For chemical agents, owners of High Tier buildings should consider installing detection technology in air ductwork systems and remote sensing systems in areas with large occupancy populations.32 Additionally, optical sensors, such as CCTV cameras, may be able to detect gross symptomology immediately following a chemical attack. For radiological agents, owners of High Tier buildings should consider the use of screening technologies such as portal monitors, spatial detectors, handheld detectors, and personal pagers. For biological agents, detection systems are mostly in the research and development stage. 33 The NYPD recommends that owners of High Tier buildings consider the use of effective biological pathogen detectors, as the technology advances and becomes commercially available.
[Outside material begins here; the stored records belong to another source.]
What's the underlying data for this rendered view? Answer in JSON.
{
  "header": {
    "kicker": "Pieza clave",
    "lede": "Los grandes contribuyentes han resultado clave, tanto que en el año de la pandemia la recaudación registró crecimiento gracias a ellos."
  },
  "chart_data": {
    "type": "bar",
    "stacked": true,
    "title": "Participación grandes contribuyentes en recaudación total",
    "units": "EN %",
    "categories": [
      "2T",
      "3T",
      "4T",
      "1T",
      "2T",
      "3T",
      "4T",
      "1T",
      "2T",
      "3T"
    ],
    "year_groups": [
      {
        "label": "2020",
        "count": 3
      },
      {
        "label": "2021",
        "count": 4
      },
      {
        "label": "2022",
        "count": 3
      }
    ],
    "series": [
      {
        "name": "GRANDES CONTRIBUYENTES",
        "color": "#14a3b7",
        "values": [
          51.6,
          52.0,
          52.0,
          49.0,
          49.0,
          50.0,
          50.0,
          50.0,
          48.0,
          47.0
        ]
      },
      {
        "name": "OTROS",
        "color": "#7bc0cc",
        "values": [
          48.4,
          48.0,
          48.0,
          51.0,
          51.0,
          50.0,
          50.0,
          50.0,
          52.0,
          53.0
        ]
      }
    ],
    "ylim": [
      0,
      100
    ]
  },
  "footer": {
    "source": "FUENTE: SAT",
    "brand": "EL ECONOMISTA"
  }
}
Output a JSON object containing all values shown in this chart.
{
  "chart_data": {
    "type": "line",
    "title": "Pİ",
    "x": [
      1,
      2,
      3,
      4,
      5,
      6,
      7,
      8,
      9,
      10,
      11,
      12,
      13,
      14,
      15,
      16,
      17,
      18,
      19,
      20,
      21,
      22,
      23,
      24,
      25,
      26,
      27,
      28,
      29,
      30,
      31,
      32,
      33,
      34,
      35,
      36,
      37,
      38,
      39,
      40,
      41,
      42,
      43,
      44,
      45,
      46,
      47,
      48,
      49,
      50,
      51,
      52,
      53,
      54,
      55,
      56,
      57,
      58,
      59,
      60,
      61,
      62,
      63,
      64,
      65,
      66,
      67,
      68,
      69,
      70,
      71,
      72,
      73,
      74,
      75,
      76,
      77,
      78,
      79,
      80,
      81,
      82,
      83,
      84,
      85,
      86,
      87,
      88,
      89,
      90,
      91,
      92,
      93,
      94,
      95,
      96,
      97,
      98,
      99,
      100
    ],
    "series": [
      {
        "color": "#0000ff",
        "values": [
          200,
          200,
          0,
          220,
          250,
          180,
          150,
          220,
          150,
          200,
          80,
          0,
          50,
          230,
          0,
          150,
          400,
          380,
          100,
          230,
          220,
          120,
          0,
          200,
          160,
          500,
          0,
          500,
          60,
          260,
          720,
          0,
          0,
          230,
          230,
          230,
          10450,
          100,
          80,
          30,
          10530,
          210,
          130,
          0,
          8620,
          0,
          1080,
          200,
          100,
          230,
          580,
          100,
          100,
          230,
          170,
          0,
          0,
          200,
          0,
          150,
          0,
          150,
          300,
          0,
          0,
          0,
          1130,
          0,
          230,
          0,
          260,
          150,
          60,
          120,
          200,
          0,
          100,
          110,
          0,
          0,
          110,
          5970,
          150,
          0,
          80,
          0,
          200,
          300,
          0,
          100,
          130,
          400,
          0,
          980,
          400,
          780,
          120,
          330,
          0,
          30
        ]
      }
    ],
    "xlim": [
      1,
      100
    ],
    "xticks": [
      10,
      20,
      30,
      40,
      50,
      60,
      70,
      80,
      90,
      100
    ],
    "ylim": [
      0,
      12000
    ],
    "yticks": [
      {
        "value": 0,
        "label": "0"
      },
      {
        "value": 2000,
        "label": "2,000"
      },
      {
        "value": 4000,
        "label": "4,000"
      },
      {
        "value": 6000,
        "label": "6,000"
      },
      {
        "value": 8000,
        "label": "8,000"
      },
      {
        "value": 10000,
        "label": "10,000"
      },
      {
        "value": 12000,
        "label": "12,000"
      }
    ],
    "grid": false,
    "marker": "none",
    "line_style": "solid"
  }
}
Because releases of CBR agents outside of a building can also affect building occupants, owners of High Tier buildings should consider placing detection technology on the exterior of the building, as well as on the interior. Upon detection, building managers can close off air intake into the building. 34 Owners of High Tier buildings employing such technology should notify emergency-response agencies of the location and capability of their outdoor detection sensors.
The NYPD recommends that owners of High Tier buildings integrate CBR detection equipment into central security management control and building management systems so that building personnel are immediately notified of intentionally released hazards.35 In all cases, owners of High Tier buildings should inform local law enforcement and first responders of the building’s CBR countermeasures and associated emergency protocols.
The threat of CBR terrorist attacks is constantly evolving. The technical expertise required to produce CBR weapons has become increasingly widespread and many of the materials needed to construct these weapons have become more readily available on the open market.36 However, by implementing the most advanced countermeasures available, building owners can prevent casualties and mitigate property damage in the event of a CBR attack.